When we finally leave, the night air is cold and sharp, stars brilliant overhead.
Walking home through the village, I'm hyperaware of him beside me. Of how close his hand is to mine. Of the weight of everything unsaid between us.
"A week," I say quietly, watching my breath mist in the cold air.
"A week," he echoes.
"Are you..." I stop, not sure how to ask what I need to ask. "Do you think you can do it? Make the choice?"
He's silent for a long moment. "I don't know. I've never been allowed to choose anything that mattered. How do I know if what I choose is real, or just conditioning? Just centuries of being told what to want?"
"I don't know either." The admission feels both freeing and terrifying. "But the book said the magic can tell the difference. That during the Alignment, bonds become what they truly are. So maybe... maybe the magic will know, even if we don't."
"That's asking a lot of faith in the magic."
"It is." I glance at him. "But what's the alternative? I go back to trying to dominate you? We both know I can't do that. Won't do that."
"Then the bond breaks and I might..." He stops himself.
"Might hurt me. I know." I stop walking, turn to face him. "You're still afraid of that."
"Every second of every day." His jaw is tight. "The bond is the only thing standing between you and what I am. What I could do."
"No." I step closer. "You are what stands between me and harm.

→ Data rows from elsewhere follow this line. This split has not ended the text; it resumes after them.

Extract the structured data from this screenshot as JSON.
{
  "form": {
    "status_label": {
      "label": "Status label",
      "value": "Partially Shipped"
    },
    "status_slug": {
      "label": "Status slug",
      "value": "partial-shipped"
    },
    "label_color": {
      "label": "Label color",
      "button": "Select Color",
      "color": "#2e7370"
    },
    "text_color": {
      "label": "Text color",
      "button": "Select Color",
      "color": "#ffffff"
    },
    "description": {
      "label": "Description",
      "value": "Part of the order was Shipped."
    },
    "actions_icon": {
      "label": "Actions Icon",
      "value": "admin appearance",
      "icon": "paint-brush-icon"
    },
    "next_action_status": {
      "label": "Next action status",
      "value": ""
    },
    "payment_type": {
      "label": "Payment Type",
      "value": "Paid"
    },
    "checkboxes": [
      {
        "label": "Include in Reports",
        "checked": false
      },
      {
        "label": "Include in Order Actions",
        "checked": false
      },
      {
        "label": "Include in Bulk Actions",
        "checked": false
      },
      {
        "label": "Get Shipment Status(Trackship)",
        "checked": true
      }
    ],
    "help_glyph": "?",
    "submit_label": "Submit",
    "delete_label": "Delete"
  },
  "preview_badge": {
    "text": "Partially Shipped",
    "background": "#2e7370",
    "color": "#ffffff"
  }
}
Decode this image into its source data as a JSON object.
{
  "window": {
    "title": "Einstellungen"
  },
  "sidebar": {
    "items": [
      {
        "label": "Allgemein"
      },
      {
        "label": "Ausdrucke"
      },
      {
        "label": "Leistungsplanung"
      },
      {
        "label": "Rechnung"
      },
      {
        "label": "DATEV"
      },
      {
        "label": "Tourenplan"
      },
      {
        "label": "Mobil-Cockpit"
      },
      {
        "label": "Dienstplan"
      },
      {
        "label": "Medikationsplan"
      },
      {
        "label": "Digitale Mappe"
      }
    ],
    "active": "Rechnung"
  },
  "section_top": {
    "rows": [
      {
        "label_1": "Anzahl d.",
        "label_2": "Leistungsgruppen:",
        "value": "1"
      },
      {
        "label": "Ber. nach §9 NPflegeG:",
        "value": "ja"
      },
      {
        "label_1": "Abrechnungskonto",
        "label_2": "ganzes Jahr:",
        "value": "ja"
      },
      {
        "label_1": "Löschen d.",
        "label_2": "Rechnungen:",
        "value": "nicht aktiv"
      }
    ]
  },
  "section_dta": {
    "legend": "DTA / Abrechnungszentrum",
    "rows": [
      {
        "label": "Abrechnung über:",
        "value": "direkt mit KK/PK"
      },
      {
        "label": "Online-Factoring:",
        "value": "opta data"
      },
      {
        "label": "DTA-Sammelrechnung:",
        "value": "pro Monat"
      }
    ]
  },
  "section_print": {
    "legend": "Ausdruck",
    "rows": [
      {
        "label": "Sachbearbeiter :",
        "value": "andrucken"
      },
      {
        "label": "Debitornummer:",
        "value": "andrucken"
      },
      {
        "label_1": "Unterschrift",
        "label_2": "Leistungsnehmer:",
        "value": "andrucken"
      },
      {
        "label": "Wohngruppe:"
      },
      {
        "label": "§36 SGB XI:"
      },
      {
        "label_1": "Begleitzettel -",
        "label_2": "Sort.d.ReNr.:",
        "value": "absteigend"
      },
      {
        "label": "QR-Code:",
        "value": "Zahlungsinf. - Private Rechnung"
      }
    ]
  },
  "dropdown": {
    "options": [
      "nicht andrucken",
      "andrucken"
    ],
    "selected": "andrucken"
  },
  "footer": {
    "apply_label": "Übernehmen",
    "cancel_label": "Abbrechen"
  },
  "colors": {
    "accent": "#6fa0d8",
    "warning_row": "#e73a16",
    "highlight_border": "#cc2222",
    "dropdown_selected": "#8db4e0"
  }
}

Not the bond. You. That man wouldn't hurt me."
"You don't know that."
"Neither do you." I reach up and cup his face, the way he did to me before. "You're so convinced you'll turn into a monster the second you're free. But Cadeon, you've been free from her control for weeks now. The bond is barely there. And you haven't hurt me once."
He leans into my touch, his eyes closing. "It's not gone yet. There's still structure, even if it's thin."